Tout cela pourrait rendre le lecteur mal à l’aise et mal à l’aise. C’est comme si la conversation passait d’un sujet à l’autre d’une manière saccadée. Parfois affectueux et intime, parfois abject et distant ; mais rien ne claque, aucun thème global n’émerge. Le poète des Sonnets oscille entre le rêve de toute-puissance et la peur de la mortalité et de la perte imminente, en perpétuel mouvement.

Même la conclusion de ceci est presque nostalgique, un témoignage de l’impuissance ultime de l’art qui a été si hyperboliquement loué, mais en même temps le laissant suspendu dans les airs, car nous ne savons pas vraiment si ces sonnets « de conclusion » sont vraiment la conclusion, ou s’ils ont été ordonnés correctement, ou si Shakespeare avait l’intention d’opposer le thème du couple de sonnets « de conclusion » par une autre représentation montante de Cupidon se réaffirmant. Encore une fois, nous ne pouvons que spéculer.

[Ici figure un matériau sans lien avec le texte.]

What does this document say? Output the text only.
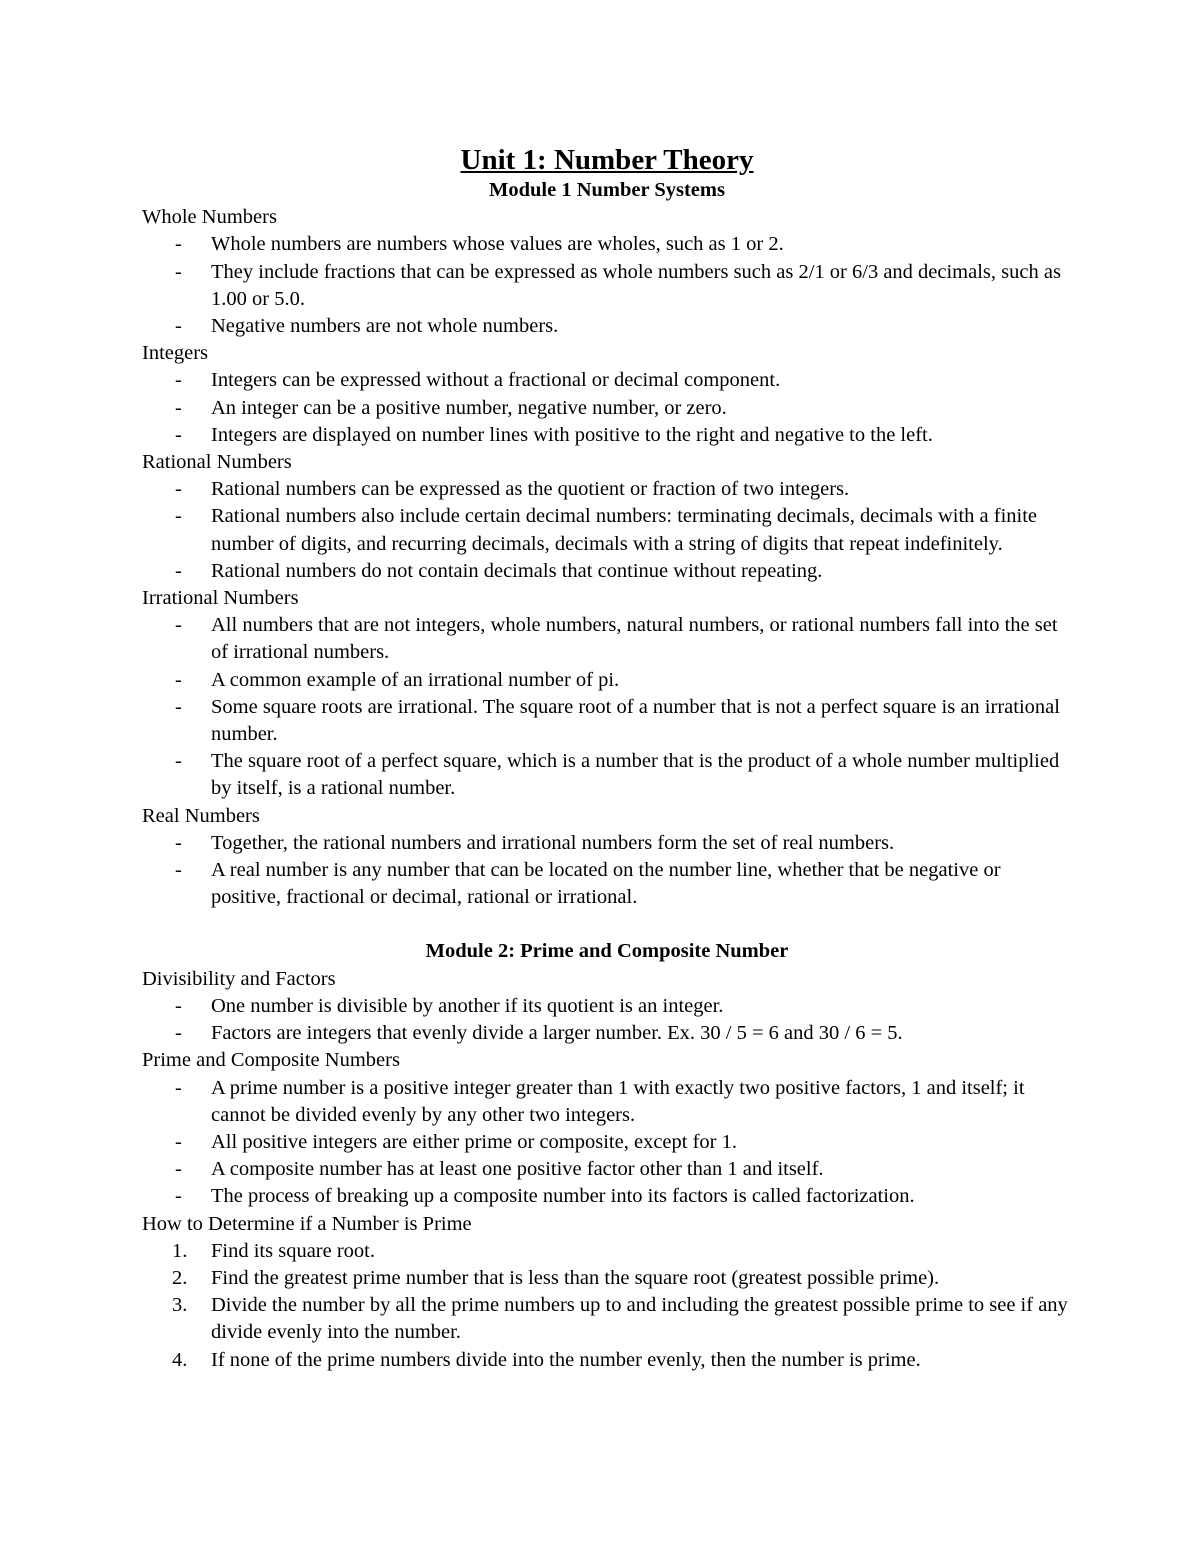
Unit 1: Number Theory
Module 1 Number Systems
Whole Numbers
- Whole numbers are numbers whose values are wholes, such as 1 or 2.
- They include fractions that can be expressed as whole numbers such as 2/1 or 6/3 and decimals, such as 1.00 or 5.0.
- Negative numbers are not whole numbers.
Integers
- Integers can be expressed without a fractional or decimal component.
- An integer can be a positive number, negative number, or zero.
- Integers are displayed on number lines with positive to the right and negative to the left.
Rational Numbers
- Rational numbers can be expressed as the quotient or fraction of two integers.
- Rational numbers also include certain decimal numbers: terminating decimals, decimals with a finite number of digits, and recurring decimals, decimals with a string of digits that repeat indefinitely.
- Rational numbers do not contain decimals that continue without repeating.
Irrational Numbers
- All numbers that are not integers, whole numbers, natural numbers, or rational numbers fall into the set of irrational numbers.
- A common example of an irrational number of pi.
- Some square roots are irrational. The square root of a number that is not a perfect square is an irrational number.
- The square root of a perfect square, which is a number that is the product of a whole number multiplied by itself, is a rational number.
Real Numbers
- Together, the rational numbers and irrational numbers form the set of real numbers.
- A real number is any number that can be located on the number line, whether that be negative or positive, fractional or decimal, rational or irrational.
Module 2: Prime and Composite Number
Divisibility and Factors
- One number is divisible by another if its quotient is an integer.
- Factors are integers that evenly divide a larger number. Ex. 30 / 5 = 6 and 30 / 6 = 5.
Prime and Composite Numbers
- A prime number is a positive integer greater than 1 with exactly two positive factors, 1 and itself; it cannot be divided evenly by any other two integers.
- All positive integers are either prime or composite, except for 1.
- A composite number has at least one positive factor other than 1 and itself.
- The process of breaking up a composite number into its factors is called factorization.
How to Determine if a Number is Prime
1. Find its square root.
2. Find the greatest prime number that is less than the square root (greatest possible prime).
3. Divide the number by all the prime numbers up to and including the greatest possible prime to see if any divide evenly into the number.
4. If none of the prime numbers divide into the number evenly, then the number is prime.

La lecture des Sonnets est un exercice particulièrement enrichissant (et chronophage) en raison de ces délicieuses perversités de l’histoire et de la plume du poète.

Ainsi, le lecteur conclurait la lecture des Sonnets avec le sentiment fort que les émotions qui y sont exprimées refusent de s’insérer dans les casiers que nous/les critiques avons pu construire pour eux.

Individuellement, la plupart des sonnets sont des créatures d’une beauté infinie mais aussi déroutantes en raison de leurs couleurs contrastées, et lorsque nous lisons toute la séquence comme une seule, nous pourrions les vivre différemment. Comme le dit l’un des critiques, de son intrigue totale, aussi ambiguë soit-elle, si particulière, émerge quelque chose de pas vraiment commun ou général comme l’amour exprimé dans de nombreux sonnets individuels, mais pourtant, d’une manière plus élevée, universel. Bien que cela soit effectivement vrai, nous manquons encore d’outils ou de certitude pour convertir les sonnets individuels en une « intrigue » – nous pourrions essayer de comprendre une « philosophie » de l’amour et de la vie à partir de ces méditations, mais pour rechercher une intrigue parmi elles ne peut qu’enlever le plaisir et la véritable expérience de celui-ci.

Pour moi du moins, la conclusion était qu’attribuer sans relâche des buts autobiographiques aux sonnets, c’est ne pas accorder le mérite au génie imaginatif de Shakespeare et imputer qu’il était incapable d’inventer avec sa personne poétique des émotions aussi réalistes qu’il n’a pu le réaliser. avec son dramatique. Pourquoi ne créditer que l’auteur dramatique d’être capable de cette créativité imaginative et non le poète ? Je pense que c’est seulement le désespoir qui nous oblige à cela.

Nous devons accepter que le personnage-auteur qui émerge des sonnets n’est pas créé pour notre commodité. Ce n’est pas nécessairement William Shakespeare, l’homme ; c’est William Shakespeare, le poète.

Quelle est ta substance, de quoi es-tu fait,

Que des millions d’ombres étranges sur vous tendent ?

Puisque tout le monde a chacun, une nuance,

Et vous, mais un seul, pouvez chaque ombre prêter.